THE MAFIA'S KING POSSESSION
Isabella "Bella" Romano, 24**, has spent three years working double shifts at a rundown diner, her fingers raw from scrubbing grease, her dreams buried under medical bills for her dying mother. She's invisible—just another exhausted girl in a city that chews up the desperate and spits out bones.
Then one blood-soaked night, she witnesses a execution in the alley behind her workplace. The killer's cold eyes meet hers. She should run. She should scream.
Instead, **Dante Salvatore**—the Ghost of Chicago, the most feared mafia boss in North America—makes her an offer: become his tool, his perfect weapon disguised as innocence, or watch her mother die without the experimental treatment that could save her.
Bella has no choice. She becomes Dante's **"little bird"**—his spy in high society, his bait for enemies, his alibi when bodies drop. She wears the designer dresses he buys, attends galas on his arm, and learns that monsters don't always have fangs. Sometimes they have empty eyes and blood on their Armani suits.
Dante Salvatore has never let a woman past his bed. Love is weakness. Attachment is a target painted on your back. His empire was built on ruthlessness, and he's survived by feeling nothing. Women are transactions—pleasure exchanged for jewelry, then forgotten by morning.

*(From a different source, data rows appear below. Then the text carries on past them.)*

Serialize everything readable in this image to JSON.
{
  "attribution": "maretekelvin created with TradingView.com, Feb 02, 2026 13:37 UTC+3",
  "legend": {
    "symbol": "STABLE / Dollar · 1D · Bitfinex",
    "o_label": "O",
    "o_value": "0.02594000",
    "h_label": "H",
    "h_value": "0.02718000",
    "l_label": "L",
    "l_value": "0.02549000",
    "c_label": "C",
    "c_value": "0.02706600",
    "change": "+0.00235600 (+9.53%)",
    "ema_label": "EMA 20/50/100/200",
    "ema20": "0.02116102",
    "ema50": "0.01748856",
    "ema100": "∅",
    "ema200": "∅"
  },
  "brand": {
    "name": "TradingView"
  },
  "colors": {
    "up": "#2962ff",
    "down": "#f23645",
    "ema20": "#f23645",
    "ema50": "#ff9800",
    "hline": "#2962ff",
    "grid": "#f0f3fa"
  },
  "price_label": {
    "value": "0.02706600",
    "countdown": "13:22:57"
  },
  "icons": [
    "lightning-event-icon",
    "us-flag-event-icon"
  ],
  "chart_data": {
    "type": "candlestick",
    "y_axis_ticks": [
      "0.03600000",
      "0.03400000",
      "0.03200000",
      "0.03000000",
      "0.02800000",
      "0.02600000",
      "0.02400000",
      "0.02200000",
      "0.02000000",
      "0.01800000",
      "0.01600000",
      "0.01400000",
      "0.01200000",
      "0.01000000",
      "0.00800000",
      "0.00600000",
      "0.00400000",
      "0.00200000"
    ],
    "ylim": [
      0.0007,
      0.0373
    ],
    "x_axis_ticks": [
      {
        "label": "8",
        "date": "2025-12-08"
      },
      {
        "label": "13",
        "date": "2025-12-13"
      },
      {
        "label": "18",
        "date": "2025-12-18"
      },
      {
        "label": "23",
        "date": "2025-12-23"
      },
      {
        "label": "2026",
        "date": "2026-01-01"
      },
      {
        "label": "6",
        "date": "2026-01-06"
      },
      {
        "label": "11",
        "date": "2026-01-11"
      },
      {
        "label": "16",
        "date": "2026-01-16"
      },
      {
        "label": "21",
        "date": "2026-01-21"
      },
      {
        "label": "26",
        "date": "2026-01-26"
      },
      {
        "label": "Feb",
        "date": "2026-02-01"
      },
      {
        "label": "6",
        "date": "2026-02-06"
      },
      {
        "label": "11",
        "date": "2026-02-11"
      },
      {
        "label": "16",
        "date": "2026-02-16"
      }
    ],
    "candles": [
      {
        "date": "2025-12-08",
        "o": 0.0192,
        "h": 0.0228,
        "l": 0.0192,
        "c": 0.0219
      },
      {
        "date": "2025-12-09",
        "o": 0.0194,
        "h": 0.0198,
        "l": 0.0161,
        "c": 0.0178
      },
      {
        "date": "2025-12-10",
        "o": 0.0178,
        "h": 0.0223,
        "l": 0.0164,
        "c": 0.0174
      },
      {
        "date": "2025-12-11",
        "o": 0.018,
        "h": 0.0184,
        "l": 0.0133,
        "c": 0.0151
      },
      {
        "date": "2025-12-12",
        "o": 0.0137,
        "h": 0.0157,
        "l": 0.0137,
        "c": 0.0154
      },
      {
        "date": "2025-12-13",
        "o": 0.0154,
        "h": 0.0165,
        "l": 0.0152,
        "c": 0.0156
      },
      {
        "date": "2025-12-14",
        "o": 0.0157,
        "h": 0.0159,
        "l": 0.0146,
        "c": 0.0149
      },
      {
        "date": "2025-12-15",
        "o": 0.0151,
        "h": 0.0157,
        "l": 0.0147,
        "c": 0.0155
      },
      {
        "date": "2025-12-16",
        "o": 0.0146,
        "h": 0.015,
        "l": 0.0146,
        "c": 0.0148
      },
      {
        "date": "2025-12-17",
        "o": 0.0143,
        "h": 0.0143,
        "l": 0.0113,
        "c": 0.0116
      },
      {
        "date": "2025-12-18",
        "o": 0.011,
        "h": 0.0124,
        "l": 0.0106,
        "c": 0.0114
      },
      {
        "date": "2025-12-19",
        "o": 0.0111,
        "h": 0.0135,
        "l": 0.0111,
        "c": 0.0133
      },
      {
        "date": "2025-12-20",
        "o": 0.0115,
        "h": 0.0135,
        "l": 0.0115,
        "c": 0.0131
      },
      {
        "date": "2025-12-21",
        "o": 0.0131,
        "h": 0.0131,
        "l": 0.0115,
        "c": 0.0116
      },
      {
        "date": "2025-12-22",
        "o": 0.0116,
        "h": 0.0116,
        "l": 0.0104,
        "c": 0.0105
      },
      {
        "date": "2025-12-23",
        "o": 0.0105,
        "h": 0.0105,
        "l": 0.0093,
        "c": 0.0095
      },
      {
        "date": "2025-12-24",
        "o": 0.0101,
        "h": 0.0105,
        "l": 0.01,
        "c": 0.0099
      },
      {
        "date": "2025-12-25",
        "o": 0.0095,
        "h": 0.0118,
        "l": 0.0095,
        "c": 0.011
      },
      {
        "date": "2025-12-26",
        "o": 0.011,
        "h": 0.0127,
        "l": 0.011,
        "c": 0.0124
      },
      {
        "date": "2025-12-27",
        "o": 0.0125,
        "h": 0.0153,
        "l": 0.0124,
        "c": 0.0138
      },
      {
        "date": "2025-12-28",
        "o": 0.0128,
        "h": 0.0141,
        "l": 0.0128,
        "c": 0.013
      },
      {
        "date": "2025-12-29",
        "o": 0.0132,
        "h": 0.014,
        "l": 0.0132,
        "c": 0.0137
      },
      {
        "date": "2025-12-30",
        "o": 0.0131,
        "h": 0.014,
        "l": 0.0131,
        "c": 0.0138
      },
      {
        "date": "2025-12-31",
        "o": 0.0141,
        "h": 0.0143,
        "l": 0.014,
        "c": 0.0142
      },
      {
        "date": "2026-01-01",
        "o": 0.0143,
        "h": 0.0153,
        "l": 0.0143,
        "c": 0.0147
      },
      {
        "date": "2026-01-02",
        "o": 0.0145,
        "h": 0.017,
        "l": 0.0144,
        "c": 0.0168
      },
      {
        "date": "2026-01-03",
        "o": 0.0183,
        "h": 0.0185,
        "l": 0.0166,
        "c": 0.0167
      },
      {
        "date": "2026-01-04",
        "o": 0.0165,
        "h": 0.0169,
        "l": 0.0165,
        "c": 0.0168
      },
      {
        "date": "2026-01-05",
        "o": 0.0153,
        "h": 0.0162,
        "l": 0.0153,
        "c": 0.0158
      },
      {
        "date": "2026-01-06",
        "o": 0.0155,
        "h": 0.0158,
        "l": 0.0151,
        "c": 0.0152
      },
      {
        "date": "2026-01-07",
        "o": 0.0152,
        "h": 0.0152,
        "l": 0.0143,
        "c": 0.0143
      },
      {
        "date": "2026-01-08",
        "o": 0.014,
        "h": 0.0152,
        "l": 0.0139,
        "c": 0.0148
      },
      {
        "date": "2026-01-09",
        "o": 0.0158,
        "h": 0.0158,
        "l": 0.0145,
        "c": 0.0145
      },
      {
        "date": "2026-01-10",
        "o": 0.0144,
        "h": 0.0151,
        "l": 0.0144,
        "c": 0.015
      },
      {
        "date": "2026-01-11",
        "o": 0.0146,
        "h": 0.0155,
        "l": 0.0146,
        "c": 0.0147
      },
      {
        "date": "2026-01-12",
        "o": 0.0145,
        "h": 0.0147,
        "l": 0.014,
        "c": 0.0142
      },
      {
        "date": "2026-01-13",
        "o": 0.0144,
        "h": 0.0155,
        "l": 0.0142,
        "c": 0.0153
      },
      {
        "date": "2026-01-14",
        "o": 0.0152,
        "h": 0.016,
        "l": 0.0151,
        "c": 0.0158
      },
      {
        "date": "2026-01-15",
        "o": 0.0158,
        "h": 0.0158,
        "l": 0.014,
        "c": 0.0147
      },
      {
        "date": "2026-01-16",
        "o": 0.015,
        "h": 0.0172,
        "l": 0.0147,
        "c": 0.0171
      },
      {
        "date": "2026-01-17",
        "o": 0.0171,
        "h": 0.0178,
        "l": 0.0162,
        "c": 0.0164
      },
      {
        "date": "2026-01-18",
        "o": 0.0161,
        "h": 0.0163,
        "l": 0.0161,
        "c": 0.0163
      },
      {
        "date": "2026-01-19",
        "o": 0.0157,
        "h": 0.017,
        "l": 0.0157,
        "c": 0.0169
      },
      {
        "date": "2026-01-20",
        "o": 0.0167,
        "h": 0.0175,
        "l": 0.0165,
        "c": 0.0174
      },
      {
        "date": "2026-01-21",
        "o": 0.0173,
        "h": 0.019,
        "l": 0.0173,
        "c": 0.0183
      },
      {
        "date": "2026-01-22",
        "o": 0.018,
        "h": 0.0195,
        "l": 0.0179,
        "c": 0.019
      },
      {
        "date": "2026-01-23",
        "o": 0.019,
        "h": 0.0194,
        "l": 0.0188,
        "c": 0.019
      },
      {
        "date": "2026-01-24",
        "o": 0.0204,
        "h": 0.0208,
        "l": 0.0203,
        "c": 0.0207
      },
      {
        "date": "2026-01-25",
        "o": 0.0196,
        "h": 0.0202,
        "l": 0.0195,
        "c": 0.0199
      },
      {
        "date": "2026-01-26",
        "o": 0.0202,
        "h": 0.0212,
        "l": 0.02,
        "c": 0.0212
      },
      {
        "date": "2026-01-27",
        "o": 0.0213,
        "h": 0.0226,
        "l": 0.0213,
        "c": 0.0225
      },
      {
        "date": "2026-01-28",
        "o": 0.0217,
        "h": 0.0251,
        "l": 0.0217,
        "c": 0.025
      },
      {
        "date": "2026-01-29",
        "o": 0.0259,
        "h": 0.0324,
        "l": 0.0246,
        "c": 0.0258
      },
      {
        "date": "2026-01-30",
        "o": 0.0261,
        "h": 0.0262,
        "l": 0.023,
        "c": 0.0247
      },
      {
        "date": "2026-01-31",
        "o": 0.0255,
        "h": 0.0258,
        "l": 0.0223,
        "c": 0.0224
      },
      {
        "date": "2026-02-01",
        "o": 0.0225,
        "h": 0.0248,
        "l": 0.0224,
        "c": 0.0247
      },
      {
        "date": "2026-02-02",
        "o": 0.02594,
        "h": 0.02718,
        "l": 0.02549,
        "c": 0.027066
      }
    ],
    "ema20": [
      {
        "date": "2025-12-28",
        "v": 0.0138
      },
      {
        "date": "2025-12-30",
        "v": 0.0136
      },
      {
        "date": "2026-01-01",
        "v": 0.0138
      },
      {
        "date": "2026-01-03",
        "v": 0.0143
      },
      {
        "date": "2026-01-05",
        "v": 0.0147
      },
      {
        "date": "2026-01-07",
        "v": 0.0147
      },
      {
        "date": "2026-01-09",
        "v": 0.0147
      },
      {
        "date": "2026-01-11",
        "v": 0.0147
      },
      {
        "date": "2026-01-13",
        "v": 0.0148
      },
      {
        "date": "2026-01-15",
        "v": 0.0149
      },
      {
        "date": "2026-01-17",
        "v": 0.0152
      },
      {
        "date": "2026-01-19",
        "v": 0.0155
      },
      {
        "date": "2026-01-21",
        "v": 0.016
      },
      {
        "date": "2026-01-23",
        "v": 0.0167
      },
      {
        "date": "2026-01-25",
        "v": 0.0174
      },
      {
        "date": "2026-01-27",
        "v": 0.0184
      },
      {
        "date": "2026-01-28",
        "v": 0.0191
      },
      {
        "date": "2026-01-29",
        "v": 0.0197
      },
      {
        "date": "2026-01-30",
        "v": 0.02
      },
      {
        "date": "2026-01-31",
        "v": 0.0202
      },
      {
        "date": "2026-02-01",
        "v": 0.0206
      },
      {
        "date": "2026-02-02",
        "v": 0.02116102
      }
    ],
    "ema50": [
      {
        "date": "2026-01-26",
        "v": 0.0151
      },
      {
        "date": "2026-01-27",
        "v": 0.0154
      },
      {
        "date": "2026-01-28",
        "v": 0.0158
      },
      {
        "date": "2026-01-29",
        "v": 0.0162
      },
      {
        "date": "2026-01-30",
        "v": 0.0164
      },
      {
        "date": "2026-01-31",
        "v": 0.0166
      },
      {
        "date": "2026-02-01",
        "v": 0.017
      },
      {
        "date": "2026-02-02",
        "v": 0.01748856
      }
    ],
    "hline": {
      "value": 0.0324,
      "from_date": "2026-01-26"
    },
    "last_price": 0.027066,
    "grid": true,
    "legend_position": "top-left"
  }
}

But Bella is different. She doesn't flinch when he kills. She doesn't beg for mercy or luxury. When he barks orders, she obeys with fire in her green eyes. When he bleeds, she stitches him up with steady hands, asking nothing in return.
The tool is becoming something else. Something dangerous.
As Bella navigates assassination attempts, deadly rivals, and the twisted politics of five crime families, she discovers the truth: Dante isn't just a monster. He's a king haunted by the massacre that orphaned him at twelve, forced into power by his uncle's cruelty, and imprisoned by a legacy of violence he never wanted.
Then **Nico Moretti**—Dante's childhood friend and underboss—betrays them. The experimental treatment for Bella's mother? Funded by the Bratva, who want Dante dead. Bella's mother's illness? Poisoned deliberately to recruit Bella as their inside agent.
Bella was never supposed to be Dante's tool. She was meant to be his **assassin**.
When Dante discovers the conspiracy, he's faced with an impossible choice: kill the woman who betrayed him, or trust the girl who taught him what it means to have a heart—even if it gets him killed.
Because in the underworld, love isn't a weakness.
**It's a loaded gun pointed at everything you care about.**
And Isabella Romano—the girl who scrubbed floors—is about to prove that queens aren't born into power. They're forged in fire, crowned in blood, and built by the men who underestimated them.